You already have to pay licensing fees to the console manufacturers for access to their dev kits. I don't see it being that enticing to pay an additional fee ontop of that.

[–] moon_matter@kbin.social 8 points 11 months ago

It will likely have to be paid. Someone has to sit there and go through paperwork to verify that you do indeed have a license or in the worst case intervene if the automated way fails. Then they approve access to the plugin.

It's like this for every engine. You need to prove you have a license before you get access to the parts touching the console SDK.

[–] sirdorius@programming.dev 7 points 11 months ago

Judging by the description here it will probably be paid towards W4 Games https://w4games.com/products/

But it should be one click to export after that, rather than hiring them to do the port for you

[–] tabular@lemmy.world 1 points 11 months ago* (last edited 11 months ago) (2 children)

If the games could run on the console user's paid for without permission from Microsoft/Sony/Nintendo, that would be what I'd most prefer. Consoles require proprietary software which is antithetical to the idea of an open source engine getting free contribution/feedback. Some people don't want to do free work for overweight companies.

[–] sirdorius@programming.dev 3 points 11 months ago* (last edited 11 months ago) (1 children)

That is not really something that can be done on Godot's part. The best bet right now is to support open platforms like the Steam Deck over walled gardens like Nintendo Switch and show that there is consumer interest.

[–] FaeDrifter@midwest.social 1 points 11 months ago (1 children)

Yeah but then how do you attract game developers to your engine?

It becomes a chicken and egg problem: consoles won't support the engine unless there's a demand for the games, developers won't make the games unless there is support for consoles.
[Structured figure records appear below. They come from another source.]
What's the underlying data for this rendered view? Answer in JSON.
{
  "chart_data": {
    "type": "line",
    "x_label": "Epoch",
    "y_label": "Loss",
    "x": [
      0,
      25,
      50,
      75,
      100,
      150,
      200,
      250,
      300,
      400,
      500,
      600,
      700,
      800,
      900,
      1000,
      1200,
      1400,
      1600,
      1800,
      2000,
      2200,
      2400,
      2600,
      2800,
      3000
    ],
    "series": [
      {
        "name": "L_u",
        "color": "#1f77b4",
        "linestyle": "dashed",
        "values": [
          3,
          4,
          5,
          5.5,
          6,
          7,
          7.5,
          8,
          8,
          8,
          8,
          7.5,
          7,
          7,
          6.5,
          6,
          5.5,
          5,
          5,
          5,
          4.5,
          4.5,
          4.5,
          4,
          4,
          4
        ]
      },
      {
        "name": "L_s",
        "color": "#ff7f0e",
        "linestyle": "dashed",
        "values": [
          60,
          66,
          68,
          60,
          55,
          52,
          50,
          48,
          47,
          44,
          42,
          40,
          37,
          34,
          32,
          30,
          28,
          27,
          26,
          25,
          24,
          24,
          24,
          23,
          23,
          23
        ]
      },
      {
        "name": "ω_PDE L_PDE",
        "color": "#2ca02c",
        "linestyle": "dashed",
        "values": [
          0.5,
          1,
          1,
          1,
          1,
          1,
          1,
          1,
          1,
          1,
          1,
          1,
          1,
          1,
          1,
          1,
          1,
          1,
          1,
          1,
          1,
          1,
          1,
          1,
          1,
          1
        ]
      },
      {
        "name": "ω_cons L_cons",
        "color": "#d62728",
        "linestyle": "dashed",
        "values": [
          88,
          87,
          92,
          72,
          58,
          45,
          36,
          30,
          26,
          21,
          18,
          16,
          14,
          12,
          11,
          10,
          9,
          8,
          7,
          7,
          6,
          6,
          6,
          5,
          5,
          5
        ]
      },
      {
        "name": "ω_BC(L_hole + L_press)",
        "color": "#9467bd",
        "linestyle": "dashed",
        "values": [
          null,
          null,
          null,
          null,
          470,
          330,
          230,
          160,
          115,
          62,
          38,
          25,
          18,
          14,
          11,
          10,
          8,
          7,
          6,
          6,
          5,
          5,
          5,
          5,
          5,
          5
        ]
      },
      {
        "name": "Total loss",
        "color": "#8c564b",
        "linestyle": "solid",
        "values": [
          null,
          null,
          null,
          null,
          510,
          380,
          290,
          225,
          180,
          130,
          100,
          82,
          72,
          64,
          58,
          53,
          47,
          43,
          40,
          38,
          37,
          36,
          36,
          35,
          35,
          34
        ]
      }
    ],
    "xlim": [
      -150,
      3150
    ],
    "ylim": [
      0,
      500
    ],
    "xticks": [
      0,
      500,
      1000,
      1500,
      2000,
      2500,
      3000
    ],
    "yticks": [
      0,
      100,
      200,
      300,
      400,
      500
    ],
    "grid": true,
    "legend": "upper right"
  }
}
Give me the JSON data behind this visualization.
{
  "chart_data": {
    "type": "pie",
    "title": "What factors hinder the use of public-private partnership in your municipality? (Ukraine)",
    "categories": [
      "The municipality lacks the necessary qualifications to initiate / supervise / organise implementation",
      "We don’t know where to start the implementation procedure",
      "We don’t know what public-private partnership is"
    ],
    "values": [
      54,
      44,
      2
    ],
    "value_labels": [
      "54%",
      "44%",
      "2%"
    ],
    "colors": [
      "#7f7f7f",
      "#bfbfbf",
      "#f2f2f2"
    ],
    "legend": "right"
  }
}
[–] tabular@lemmy.world 1 points 11 months ago (1 children)

Baby steps. One dev here, one user there.

[–] FaeDrifter@midwest.social 2 points 11 months ago (1 children)

But what if we would rather have an engine that's good?

[–] tabular@lemmy.world 1 points 11 months ago (1 children)

Good for what? I'd argue software freedom aught to be your priority.

[–] FaeDrifter@midwest.social 1 points 11 months ago (1 children)

So why even bother with a game engine? Write your rending from scratch and it's as free as you want.

[–] tabular@lemmy.world 1 points 11 months ago

Godot Engine creator explaining why everyone wins when the ecosystem is open - Godot as an Open Ecosystem – Juan Linietsky (GDC 2023).

[–] NocturnalMorning@lemmy.world 2 points 11 months ago

I didn't say I like it, but it's the reality of console dev right now, and consoles are a huge part of market indie devs will miss out on without having that access, and they are already doing dev with limited funds and resources.